By the third hole, RT-10, abundant porphyry-hosted copper mineralization in the form of chalcopyrite and chalcocite was evident in the core. This was drilled adjacent to RT-7, an Anaconda hole that cut 360 meters averaging 0.21 percent copper, an intercept that included 18.6 meters of supergene chalcocite enrichment that averaged 0.48 percent copper and 5.2 meters averaging 1.1 percent copper.
Due to its orientation, hole 10 was not expected to return such a long mineralized intercept as the historic hole. However, once the drill bit emerged from a nearly parallel fault, it cut into the copper mineralization in porphyry that Western Alaska Copper & Gold was seeking.
Following the success of hole 10, the track-mounted rig carrying out the efficient drill program was driven about 220 meters south to test one of several intriguingly strong IP anomalies within a resistivity low.
RT-11 and RT-12, which targeted this intriguing anomaly from the same location but in different directions. Both cut porphyry-hosted copper mineralization, providing an early indication of the potential size of copper mineralization at Round Top.
RT-13 will be collared north of RT-3, an Anaconda hole about 200 meters north of RT-7 that cut three mineralized intercepts, including 62.7 meters averaging 0.36 percent copper and 0.015 percent molybdenum. Likely the last hole of the 2016 program, hole 13 will target an IP anomaly coincident with a resistivity low that is expected to be associated with copper mineralization cut at the bottom of hole 10.
Yukon highway
Ultimately, Western Alaska Copper & Gold hopes its work at Round Top will attract a major mining company that will further define and potentially develop this copper project. Any such company, however, will need significant infrastructure to transport equipment and fuel to the western Alaska project and, hopefully, copper and molybdenum concentrates to world markets.
Luckily, Round Top already enjoys the convenience of a 4,400-foot Alaska-owned airstrip at its camp capable of landing a DC-6 and an established 26.5-mile winter trail linking the Illinois Creek camp to the Yukon River.
In 1995 the Alaska Industrial and Economic Development Authority published a prefeasibility study for building an industrial grade road along this route and a port on the Yukon River. From here, the Yukon River serves as a super highway to the Pacific Ocean.

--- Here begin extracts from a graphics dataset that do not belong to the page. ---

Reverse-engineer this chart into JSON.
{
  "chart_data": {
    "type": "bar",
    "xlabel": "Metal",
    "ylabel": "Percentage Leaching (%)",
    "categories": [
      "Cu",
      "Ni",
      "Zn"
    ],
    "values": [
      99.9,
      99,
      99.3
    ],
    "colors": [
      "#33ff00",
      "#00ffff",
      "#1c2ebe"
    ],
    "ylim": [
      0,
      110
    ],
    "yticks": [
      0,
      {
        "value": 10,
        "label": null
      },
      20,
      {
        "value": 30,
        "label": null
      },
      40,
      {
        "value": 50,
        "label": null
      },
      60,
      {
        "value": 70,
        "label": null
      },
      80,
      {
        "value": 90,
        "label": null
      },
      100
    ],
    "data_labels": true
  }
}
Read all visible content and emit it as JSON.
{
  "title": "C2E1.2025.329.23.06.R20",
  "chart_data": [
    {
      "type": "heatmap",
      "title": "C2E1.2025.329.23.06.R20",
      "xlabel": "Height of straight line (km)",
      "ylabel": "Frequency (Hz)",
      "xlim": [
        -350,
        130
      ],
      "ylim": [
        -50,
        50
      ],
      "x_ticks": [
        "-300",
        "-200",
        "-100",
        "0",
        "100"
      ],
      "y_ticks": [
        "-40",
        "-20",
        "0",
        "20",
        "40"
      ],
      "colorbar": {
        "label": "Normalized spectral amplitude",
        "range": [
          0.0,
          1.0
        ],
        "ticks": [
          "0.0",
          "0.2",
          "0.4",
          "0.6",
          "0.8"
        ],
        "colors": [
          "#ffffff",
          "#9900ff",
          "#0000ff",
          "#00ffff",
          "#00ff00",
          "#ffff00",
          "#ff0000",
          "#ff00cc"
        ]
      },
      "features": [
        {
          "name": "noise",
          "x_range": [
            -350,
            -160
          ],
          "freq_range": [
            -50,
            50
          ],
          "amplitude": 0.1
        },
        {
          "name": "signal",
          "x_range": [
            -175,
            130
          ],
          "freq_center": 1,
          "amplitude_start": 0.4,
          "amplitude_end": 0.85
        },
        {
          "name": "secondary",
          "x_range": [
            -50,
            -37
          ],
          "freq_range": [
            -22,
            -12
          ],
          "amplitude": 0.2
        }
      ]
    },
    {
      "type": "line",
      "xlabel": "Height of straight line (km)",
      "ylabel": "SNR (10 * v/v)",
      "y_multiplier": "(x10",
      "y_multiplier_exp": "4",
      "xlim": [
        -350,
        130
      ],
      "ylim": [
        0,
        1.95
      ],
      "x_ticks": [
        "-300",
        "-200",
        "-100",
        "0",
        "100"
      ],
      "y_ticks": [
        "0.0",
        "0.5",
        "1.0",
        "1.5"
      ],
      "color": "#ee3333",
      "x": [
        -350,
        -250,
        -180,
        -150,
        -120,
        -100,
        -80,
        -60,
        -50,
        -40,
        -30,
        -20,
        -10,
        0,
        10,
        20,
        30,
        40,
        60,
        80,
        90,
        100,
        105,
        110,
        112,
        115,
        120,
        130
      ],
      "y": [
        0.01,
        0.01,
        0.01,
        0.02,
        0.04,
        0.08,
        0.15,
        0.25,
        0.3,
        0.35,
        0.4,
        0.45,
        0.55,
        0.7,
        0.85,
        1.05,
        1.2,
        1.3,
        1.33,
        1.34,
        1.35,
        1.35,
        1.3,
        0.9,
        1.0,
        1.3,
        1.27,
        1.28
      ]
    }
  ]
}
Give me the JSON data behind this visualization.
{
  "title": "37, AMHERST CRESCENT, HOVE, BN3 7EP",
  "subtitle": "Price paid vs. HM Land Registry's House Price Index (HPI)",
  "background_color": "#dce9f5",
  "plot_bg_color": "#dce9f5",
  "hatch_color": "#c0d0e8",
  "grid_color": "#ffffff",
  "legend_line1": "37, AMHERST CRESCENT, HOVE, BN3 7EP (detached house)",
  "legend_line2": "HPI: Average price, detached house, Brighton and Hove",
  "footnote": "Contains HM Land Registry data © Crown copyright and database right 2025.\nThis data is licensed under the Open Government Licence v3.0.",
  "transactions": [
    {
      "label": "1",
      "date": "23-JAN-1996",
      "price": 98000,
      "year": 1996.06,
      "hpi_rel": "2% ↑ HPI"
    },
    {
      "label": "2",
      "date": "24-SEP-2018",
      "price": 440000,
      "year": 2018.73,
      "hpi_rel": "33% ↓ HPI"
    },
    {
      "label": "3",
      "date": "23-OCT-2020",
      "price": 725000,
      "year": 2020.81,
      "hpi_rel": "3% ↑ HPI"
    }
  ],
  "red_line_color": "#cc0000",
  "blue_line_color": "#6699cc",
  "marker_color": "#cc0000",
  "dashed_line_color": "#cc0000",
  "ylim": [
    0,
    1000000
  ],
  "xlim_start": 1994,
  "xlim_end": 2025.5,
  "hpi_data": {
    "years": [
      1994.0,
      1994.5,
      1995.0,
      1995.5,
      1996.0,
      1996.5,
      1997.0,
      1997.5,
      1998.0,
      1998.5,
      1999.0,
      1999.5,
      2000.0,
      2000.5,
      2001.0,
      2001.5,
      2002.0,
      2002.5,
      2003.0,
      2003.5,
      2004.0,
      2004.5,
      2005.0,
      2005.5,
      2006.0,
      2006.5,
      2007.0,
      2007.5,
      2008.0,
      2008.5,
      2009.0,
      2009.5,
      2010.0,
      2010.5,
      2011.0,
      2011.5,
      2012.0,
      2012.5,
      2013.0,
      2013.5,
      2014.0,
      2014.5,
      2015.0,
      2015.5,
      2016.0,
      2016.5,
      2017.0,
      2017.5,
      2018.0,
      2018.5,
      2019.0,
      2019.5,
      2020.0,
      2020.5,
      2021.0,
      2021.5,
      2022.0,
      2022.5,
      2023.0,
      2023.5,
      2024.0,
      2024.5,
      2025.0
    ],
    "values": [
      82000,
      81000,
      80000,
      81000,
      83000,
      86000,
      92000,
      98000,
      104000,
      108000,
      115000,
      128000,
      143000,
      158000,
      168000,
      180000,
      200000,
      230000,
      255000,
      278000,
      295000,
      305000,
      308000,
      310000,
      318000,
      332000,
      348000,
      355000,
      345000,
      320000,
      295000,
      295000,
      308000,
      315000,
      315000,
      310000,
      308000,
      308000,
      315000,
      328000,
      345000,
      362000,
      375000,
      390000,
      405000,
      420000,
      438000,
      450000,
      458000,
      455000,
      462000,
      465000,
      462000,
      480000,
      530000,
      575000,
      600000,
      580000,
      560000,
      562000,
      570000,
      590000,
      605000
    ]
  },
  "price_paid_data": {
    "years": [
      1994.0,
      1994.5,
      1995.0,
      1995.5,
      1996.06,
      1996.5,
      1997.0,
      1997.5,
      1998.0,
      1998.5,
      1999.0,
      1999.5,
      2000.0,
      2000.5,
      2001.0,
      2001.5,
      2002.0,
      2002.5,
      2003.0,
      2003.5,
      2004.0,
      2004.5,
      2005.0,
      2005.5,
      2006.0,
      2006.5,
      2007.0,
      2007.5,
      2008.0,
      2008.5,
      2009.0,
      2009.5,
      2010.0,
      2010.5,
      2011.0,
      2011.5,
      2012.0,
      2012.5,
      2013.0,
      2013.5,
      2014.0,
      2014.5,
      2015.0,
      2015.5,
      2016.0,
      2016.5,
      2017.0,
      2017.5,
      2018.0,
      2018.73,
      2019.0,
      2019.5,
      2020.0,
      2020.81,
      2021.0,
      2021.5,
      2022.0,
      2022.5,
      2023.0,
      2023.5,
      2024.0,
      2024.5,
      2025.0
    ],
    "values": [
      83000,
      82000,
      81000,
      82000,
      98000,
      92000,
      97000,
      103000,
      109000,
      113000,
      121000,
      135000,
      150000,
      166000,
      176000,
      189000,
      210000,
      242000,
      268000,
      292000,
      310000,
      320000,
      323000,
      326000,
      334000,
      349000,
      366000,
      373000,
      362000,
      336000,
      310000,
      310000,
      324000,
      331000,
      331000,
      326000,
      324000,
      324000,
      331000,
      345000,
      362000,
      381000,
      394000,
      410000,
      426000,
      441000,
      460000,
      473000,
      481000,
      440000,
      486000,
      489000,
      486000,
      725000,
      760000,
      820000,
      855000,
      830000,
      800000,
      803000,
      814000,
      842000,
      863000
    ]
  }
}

This infrastructure also could serve the future development of other projects being explored in the Illinois Creek district, including the company's TG high-grade lead-zinc-silver-gold carbonate replacement prospects and the high-grade gold prospect at Honker.
"The logistics of using the Yukon River for barge transport of the fuel and heavy equipment needed to develop the district and ultimately to move concentrate out, represents a low-cost mode of transportation," Marrs commented on the significance of the project's accessibility.
"This river transportation will substantially help the competitiveness of these deposits when competing with long overland infrastructure requirements of other potential mines," he added. "Success by Western Alaska Copper & Gold will bode well for jump-starting the economic development of this stretch of western Alaska."